The increase reflects an emergency economic package that Prime Minister Taro Aso announced earlier this month in a fresh bid to stave off a prolonged recession in the world's second-largest economy.
In Europe, the Irish government said it was injecting 5.5 billion euros (7.6 billion dollars) to recapitalise three major banks: Anglo Irish Bank, Bank of Ireland and Allied Irish Banks.
The government's move follows revelations last week that Anglo Irish's chairman and former chief executive, Sean FitzPatrick, failed to disclose an 87-million-euro loan from the bank. He resigned on Thursday.
The Luxembourg subsidiary of embattled Icelandic bank Kaupthing got a rescue offer from a group of Arab investors, the Luxembourg government has confirmed.
"Besides the signature of the Belgian state, this agreement needs the acceptance of the creditor banks," the government said in a statement Saturday about the offer.
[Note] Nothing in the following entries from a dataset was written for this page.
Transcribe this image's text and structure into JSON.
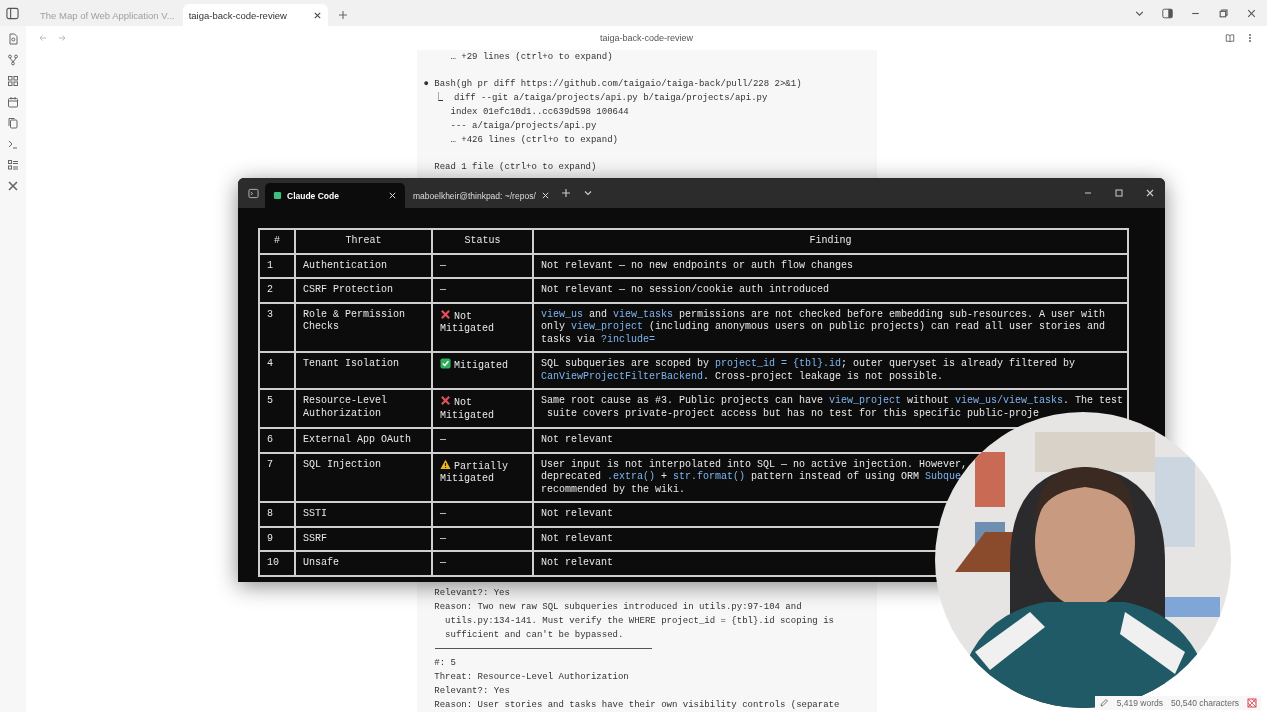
{
  "app_tabs": [
    {
      "label": "The Map of Web Application V...",
      "selected": false
    },
    {
      "label": "taiga-back-code-review",
      "selected": true
    }
  ],
  "note_title": "taiga-back-code-review",
  "document": {
    "top_lines": [
      {
        "kind": "text",
        "text": "     … +29 lines (ctrl+o to expand)"
      },
      {
        "kind": "gap"
      },
      {
        "kind": "text",
        "text": "● Bash(gh pr diff https://github.com/taigaio/taiga-back/pull/228 2>&1)"
      },
      {
        "kind": "text",
        "text": "  ⎿  diff --git a/taiga/projects/api.py b/taiga/projects/api.py"
      },
      {
        "kind": "text",
        "text": "     index 01efc10d1..cc639d598 100644"
      },
      {
        "kind": "text",
        "text": "     --- a/taiga/projects/api.py"
      },
      {
        "kind": "text",
        "text": "     … +426 lines (ctrl+o to expand)"
      },
      {
        "kind": "gap"
      },
      {
        "kind": "text",
        "text": "  Read 1 file (ctrl+o to expand)"
      }
    ],
    "bottom_lines": [
      {
        "kind": "text",
        "text": "  Relevant?: Yes"
      },
      {
        "kind": "text",
        "text": "  Reason: Two new raw SQL subqueries introduced in utils.py:97-104 and"
      },
      {
        "kind": "text",
        "text": "    utils.py:134-141. Must verify the WHERE project_id = {tbl}.id scoping is"
      },
      {
        "kind": "text",
        "text": "    sufficient and can't be bypassed."
      },
      {
        "kind": "rule"
      },
      {
        "kind": "text",
        "text": "  #: 5"
      },
      {
        "kind": "text",
        "text": "  Threat: Resource-Level Authorization"
      },
      {
        "kind": "text",
        "text": "  Relevant?: Yes"
      },
      {
        "kind": "text",
        "text": "  Reason: User stories and tasks have their own visibility controls (separate"
      }
    ]
  },
  "terminal": {
    "tabs": [
      {
        "label": "Claude Code",
        "selected": true
      },
      {
        "label": "maboelkheir@thinkpad: ~/repos/",
        "selected": false
      }
    ],
    "table": {
      "columns": [
        "#",
        "Threat",
        "Status",
        "Finding"
      ],
      "rows": [
        {
          "number": "1",
          "threat": "Authentication",
          "status": {
            "kind": "none",
            "text": "—"
          },
          "finding": [
            [
              {
                "text": "Not relevant — no new endpoints or auth flow changes",
                "code": false
              }
            ]
          ]
        },
        {
          "number": "2",
          "threat": "CSRF Protection",
          "status": {
            "kind": "none",
            "text": "—"
          },
          "finding": [
            [
              {
                "text": "Not relevant — no session/cookie auth introduced",
                "code": false
              }
            ]
          ]
        },
        {
          "number": "3",
          "threat": "Role & Permission Checks",
          "status": {
            "kind": "cross",
            "text": "Not Mitigated"
          },
          "finding": [
            [
              {
                "text": "view_us",
                "code": true
              },
              {
                "text": " and ",
                "code": false
              },
              {
                "text": "view_tasks",
                "code": true
              },
              {
                "text": " permissions are not checked before embedding sub-resources. A user with",
                "code": false
              }
            ],
            [
              {
                "text": "only ",
                "code": false
              },
              {
                "text": "view_project",
                "code": true
              },
              {
                "text": " (including anonymous users on public projects) can read all user stories and",
                "code": false
              }
            ],
            [
              {
                "text": "tasks via ",
                "code": false
              },
              {
                "text": "?include=",
                "code": true
              }
            ]
          ]
        },
        {
          "number": "4",
          "threat": "Tenant Isolation",
          "status": {
            "kind": "check",
            "text": "Mitigated"
          },
          "finding": [
            [
              {
                "text": "SQL subqueries are scoped by ",
                "code": false
              },
              {
                "text": "project_id = {tbl}.id",
                "code": true
              },
              {
                "text": "; outer queryset is already filtered by",
                "code": false
              }
            ],
            [
              {
                "text": "CanViewProjectFilterBackend",
                "code": true
              },
              {
                "text": ". Cross-project leakage is not possible.",
                "code": false
              }
            ]
          ]
        },
        {
          "number": "5",
          "threat": "Resource-Level Authorization",
          "status": {
            "kind": "cross",
            "text": "Not Mitigated"
          },
          "finding": [
            [
              {
                "text": "Same root cause as #3. Public projects can have ",
                "code": false
              },
              {
                "text": "view_project",
                "code": true
              },
              {
                "text": " without ",
                "code": false
              },
              {
                "text": "view_us/view_tasks",
                "code": true
              },
              {
                "text": ". The test",
                "code": false
              }
            ],
            [
              {
                "text": " suite covers private-project access but has no test for this specific public-proje",
                "code": false
              }
            ]
          ]
        },
        {
          "number": "6",
          "threat": "External App OAuth",
          "status": {
            "kind": "none",
            "text": "—"
          },
          "finding": [
            [
              {
                "text": "Not relevant",
                "code": false
              }
            ]
          ]
        },
        {
          "number": "7",
          "threat": "SQL Injection",
          "status": {
            "kind": "warning",
            "text": "Partially Mitigated"
          },
          "finding": [
            [
              {
                "text": "User input is not interpolated into SQL — no active injection. However,",
                "code": false
              }
            ],
            [
              {
                "text": "deprecated ",
                "code": false
              },
              {
                "text": ".extra()",
                "code": true
              },
              {
                "text": " + ",
                "code": false
              },
              {
                "text": "str.format()",
                "code": true
              },
              {
                "text": " pattern instead of using ORM ",
                "code": false
              },
              {
                "text": "Subque",
                "code": true
              }
            ],
            [
              {
                "text": "recommended by the wiki.",
                "code": false
              }
            ]
          ]
        },
        {
          "number": "8",
          "threat": "SSTI",
          "status": {
            "kind": "none",
            "text": "—"
          },
          "finding": [
            [
              {
                "text": "Not relevant",
                "code": false
              }
            ]
          ]
        },
        {
          "number": "9",
          "threat": "SSRF",
          "status": {
            "kind": "none",
            "text": "—"
          },
          "finding": [
            [
              {
                "text": "Not relevant",
                "code": false
              }
            ]
          ]
        },
        {
          "number": "10",
          "threat": "Unsafe",
          "status": {
            "kind": "none",
            "text": "—"
          },
          "finding": [
            [
              {
                "text": "Not relevant",
                "code": false
              }
            ]
          ]
        }
      ]
    }
  },
  "status_bar": {
    "words": "5,419 words",
    "characters": "50,540 characters"
  }
}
Kaupthing Luxembourg was placed in suspension of payments in October following the near collapse of Iceland's once-booming financial sector under the weight of the worldwide credit crunch. Deposits in both Luxembourg and Belgium have been frozen ever since.
At least one German banker, however, thinks the doom-and-gloom forecasts are overblown.
"Some compare the situation to that of 1929, others talk about the worst crisis in near memory," said Wolfgang Sprissler, head of the German bank HypoVereinsbank (HVB) in an interview with the Sueddeutsche Zeitung to appear Monday.
"It bothers me that the institutes in their studies try to outdo each other with more pessimistic scenarios," he said, adding that what is needed is signs of "optimism."